No Need for Wider Selectorates? Party Members’ Preferences for Reforming the Nomination of District and List Candidates for the German Bundestag
Danny Schindler and Benjamin Höhne: No Need for Wider Selectorates? Party Members' Preferences for Reforming the Nomination of District and List Candidates for the German Bundestag, in PVS (Politische Vierteljahresschrift) Special Issue, 2020, pp. 283-308. (DOI: 10.1007/978-3-658-28988-1_10)
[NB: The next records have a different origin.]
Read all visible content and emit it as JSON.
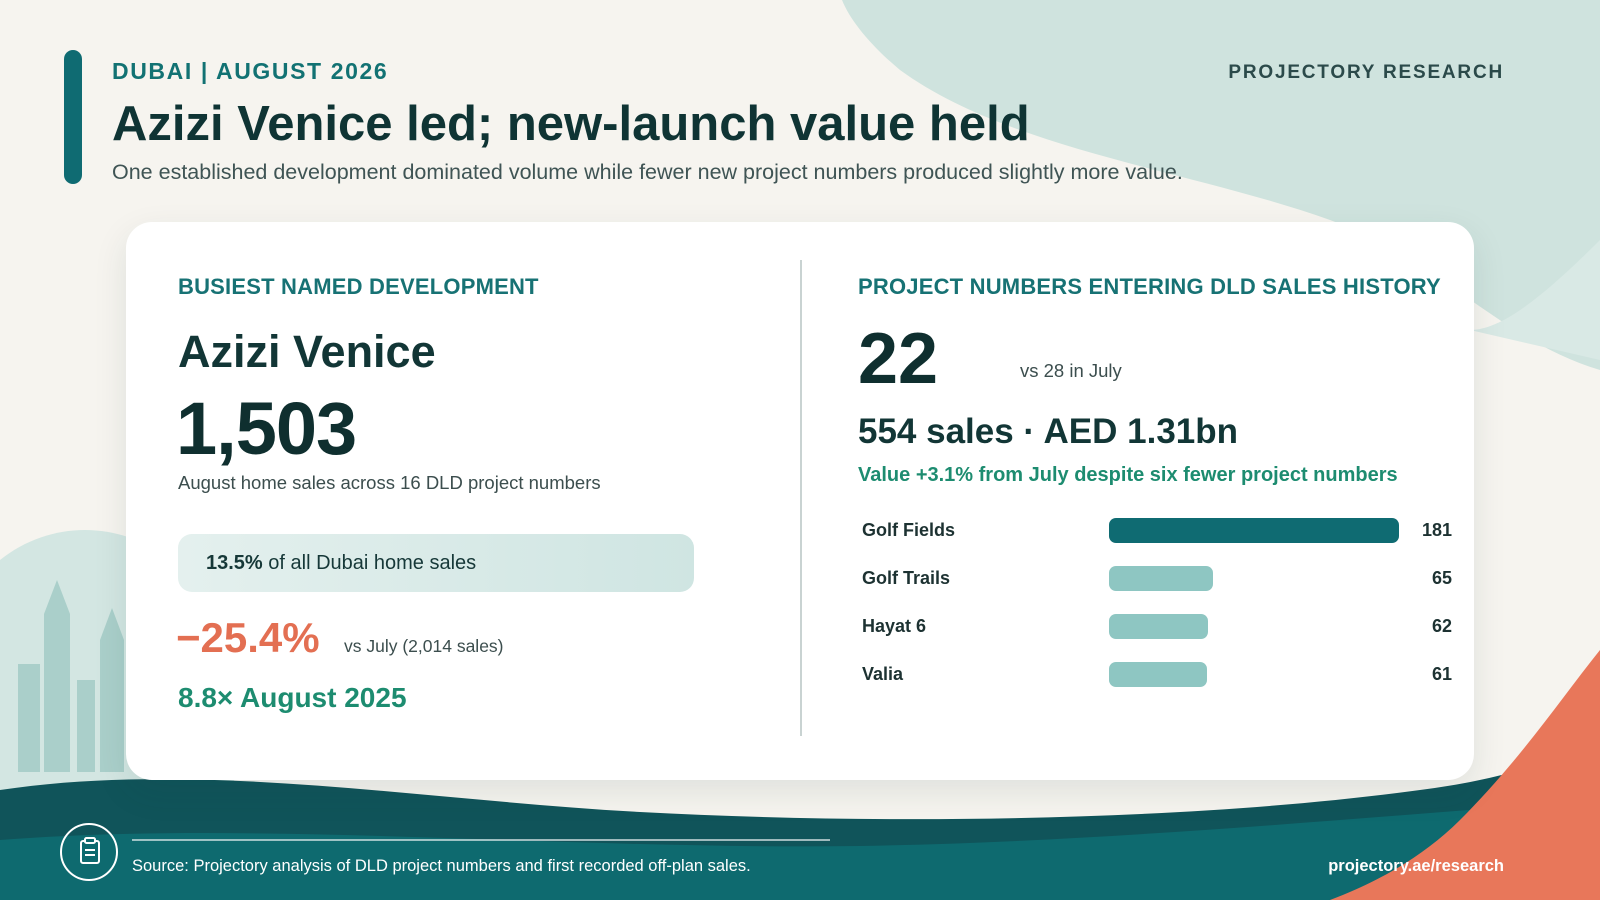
{
  "header": {
    "eyebrow": "DUBAI | AUGUST 2026",
    "brand": "PROJECTORY RESEARCH",
    "title": "Azizi Venice led; new-launch value held",
    "subtitle": "One established development dominated volume while fewer new project numbers produced slightly more value."
  },
  "left_panel": {
    "label": "BUSIEST NAMED DEVELOPMENT",
    "development": "Azizi Venice",
    "sales": "1,503",
    "sales_caption": "August home sales across 16 DLD project numbers",
    "share_value": "13.5%",
    "share_text": "of all Dubai home sales",
    "change": "−25.4%",
    "change_note": "vs July (2,014 sales)",
    "yoy": "8.8× August 2025"
  },
  "right_panel": {
    "label": "PROJECT NUMBERS ENTERING DLD SALES HISTORY",
    "count": "22",
    "count_note": "vs 28 in July",
    "sales_value": "554 sales · AED 1.31bn",
    "value_note": "Value +3.1% from July despite six fewer project numbers"
  },
  "chart_data": {
    "type": "bar",
    "orientation": "horizontal",
    "categories": [
      "Golf Fields",
      "Golf Trails",
      "Hayat 6",
      "Valia"
    ],
    "values": [
      181,
      65,
      62,
      61
    ],
    "value_labels": [
      "181",
      "65",
      "62",
      "61"
    ],
    "xlim": [
      0,
      181
    ],
    "grid": false,
    "colors": [
      "#0f6b72",
      "#8ec6c2",
      "#8ec6c2",
      "#8ec6c2"
    ]
  },
  "footer": {
    "source": "Source: Projectory analysis of DLD project numbers and first recorded off-plan sales.",
    "site": "projectory.ae/research",
    "icon": "clipboard-icon"
  },
  "colors": {
    "primary": "#0f6b72",
    "light_teal": "#8ec6c2",
    "negative": "#e36f52",
    "positive": "#1d8c70",
    "background": "#f6f4ef"
  }
}
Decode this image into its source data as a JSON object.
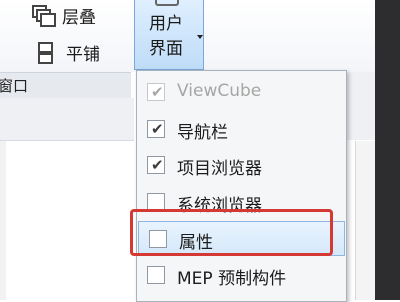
{
  "ribbon": {
    "cascade_label": "层叠",
    "tile_label": "平铺",
    "user_interface_label": "用户\n界面",
    "panel_label": "窗口"
  },
  "menu": {
    "items": [
      {
        "label": "ViewCube",
        "checked": true,
        "disabled": true
      },
      {
        "label": "导航栏",
        "checked": true,
        "disabled": false
      },
      {
        "label": "项目浏览器",
        "checked": true,
        "disabled": false
      },
      {
        "label": "系统浏览器",
        "checked": false,
        "disabled": false
      },
      {
        "label": "属性",
        "checked": false,
        "disabled": false,
        "hovered": true
      },
      {
        "label": "MEP 预制构件",
        "checked": false,
        "disabled": false
      }
    ]
  },
  "colors": {
    "highlight_box": "#d43a33",
    "ui_button_bg": "#bfdcf7",
    "menu_bg": "#f5f6f7",
    "dark_side": "#2d2d30"
  }
}
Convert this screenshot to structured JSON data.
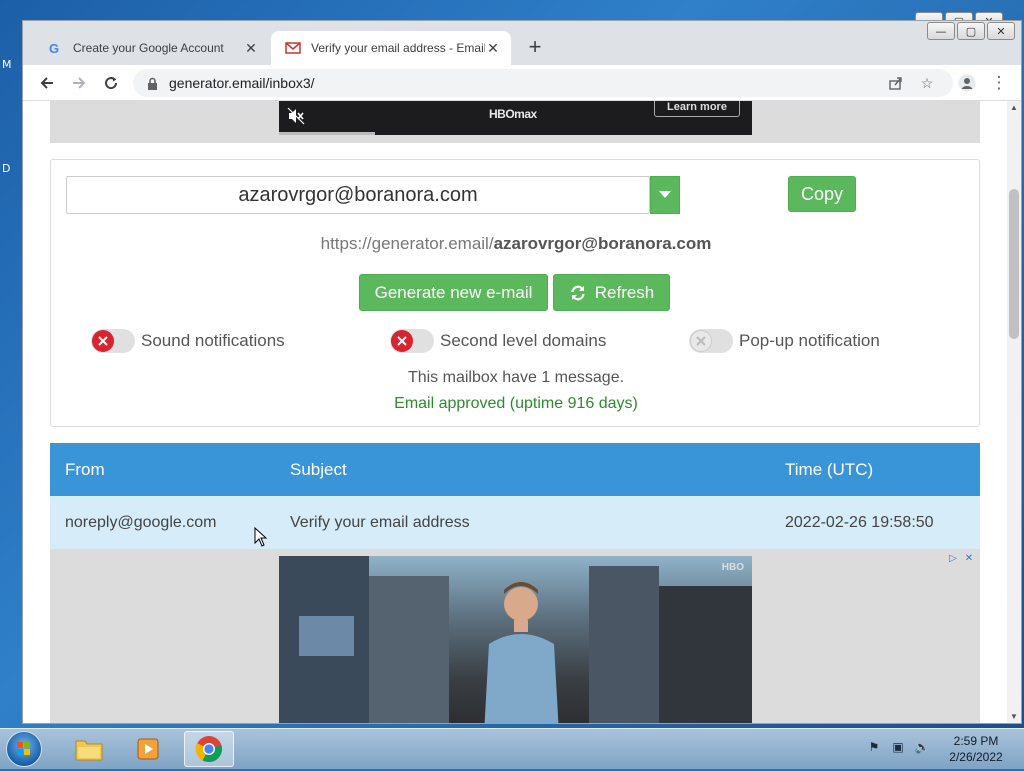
{
  "desktop": {
    "edge_letters": [
      "M",
      "D"
    ]
  },
  "browser": {
    "tabs": [
      {
        "title": "Create your Google Account",
        "active": false
      },
      {
        "title": "Verify your email address - Email",
        "active": true
      }
    ],
    "new_tab_label": "+",
    "url": "generator.email/inbox3/"
  },
  "ad_top": {
    "brand": "HBOmax",
    "cta": "Learn more"
  },
  "mailbox": {
    "email": "azarovrgor@boranora.com",
    "copy_label": "Copy",
    "url_prefix": "https://generator.email/",
    "url_email": "azarovrgor@boranora.com",
    "generate_label": "Generate new e-mail",
    "refresh_label": "Refresh",
    "toggles": [
      {
        "label": "Sound notifications",
        "state": "off"
      },
      {
        "label": "Second level domains",
        "state": "off"
      },
      {
        "label": "Pop-up notification",
        "state": "disabled"
      }
    ],
    "count_text": "This mailbox have 1 message.",
    "approved_text": "Email approved (uptime 916 days)"
  },
  "inbox": {
    "columns": [
      "From",
      "Subject",
      "Time (UTC)"
    ],
    "rows": [
      {
        "from": "noreply@google.com",
        "subject": "Verify your email address",
        "time": "2022-02-26 19:58:50"
      }
    ]
  },
  "ad_bottom": {
    "brand": "HBO"
  },
  "taskbar": {
    "time": "2:59 PM",
    "date": "2/26/2022"
  },
  "colors": {
    "green": "#5cb85c",
    "table_header": "#3a95d8",
    "table_row": "#d6ecf8",
    "approved": "#2d8a2d",
    "toggle_red": "#d9232e"
  }
}
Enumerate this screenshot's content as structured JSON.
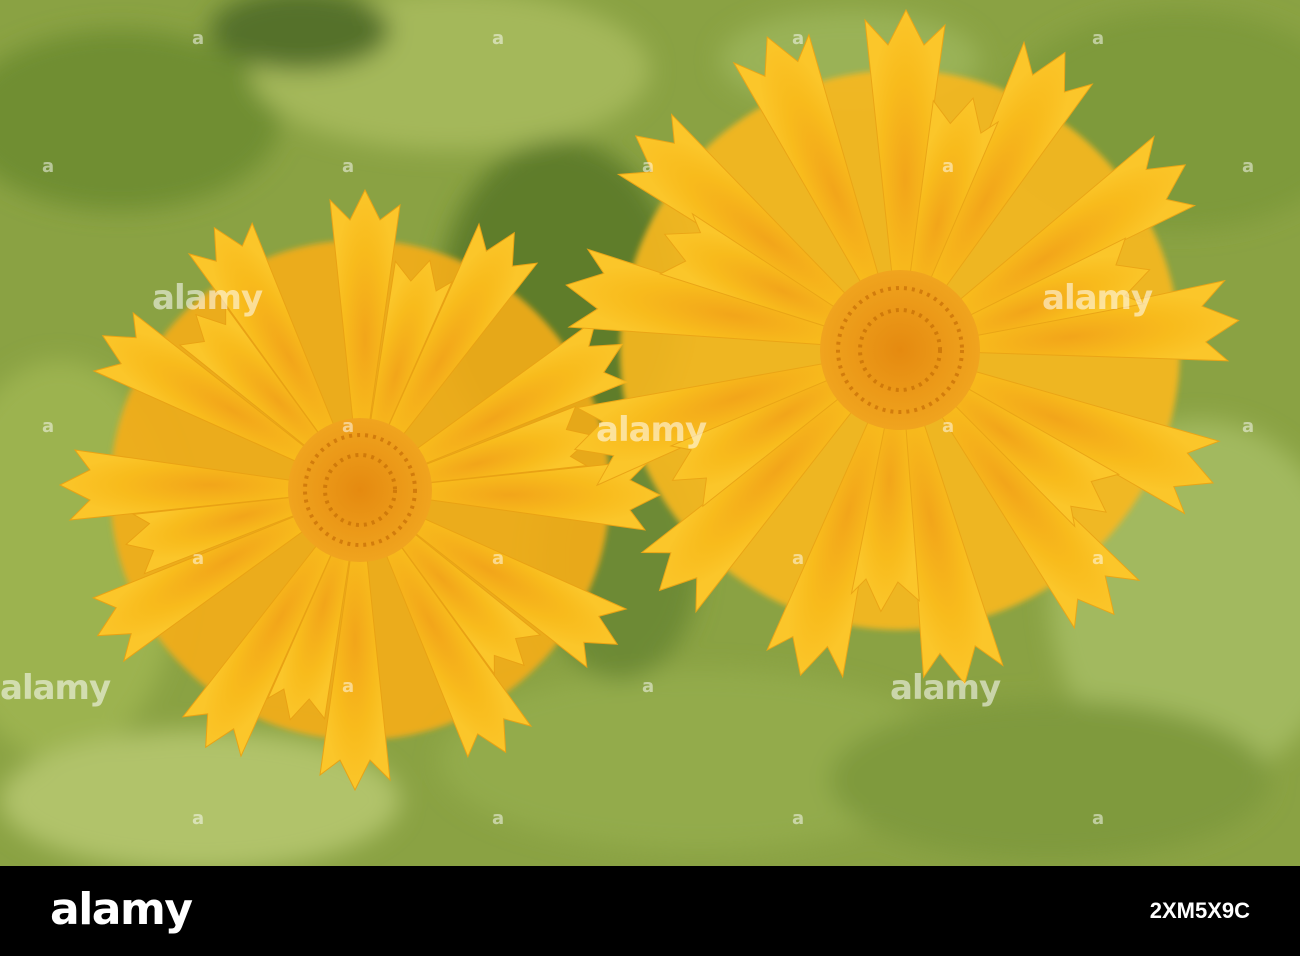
{
  "watermark": {
    "text": "alamy",
    "code": "a"
  },
  "footer": {
    "logo": "alamy",
    "image_id": "2XM5X9C"
  },
  "colors": {
    "leaf": "#8fa84a",
    "petal": "#f6b81a",
    "center": "#e08a0f",
    "footer_bg": "#000000"
  }
}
While there is plenty of research investigating the methods for choosing parliamentary candidates and their consequences, only a few studies have explored the preferences of party members for various selection modes. This article focuses on those party members actively involved in candidate nominations, separated in leaders, delegates and rank-and-file. As it is well known, party activities are pivotal when it comes to procedural reforms. Our data base is a representative survey in the run-up of the 2017 national election within all current Bundestag parties that includes selections at the district level and for party lists. The data show that there is very limited reform support for open primaries. Moreover, party members frequently opt for the procedures with which they are long familiar. Evidence for assumptions that party elites prefer inclusive procedures to circumvent mid-level activists could not be found. Looking at context factors, general meetings are more strongly supported in competitive settings. Regarding list selections, a strong membership base and a large territorial size of a federal state lead to favoring the delegate principle which points to organizational and practical considerations.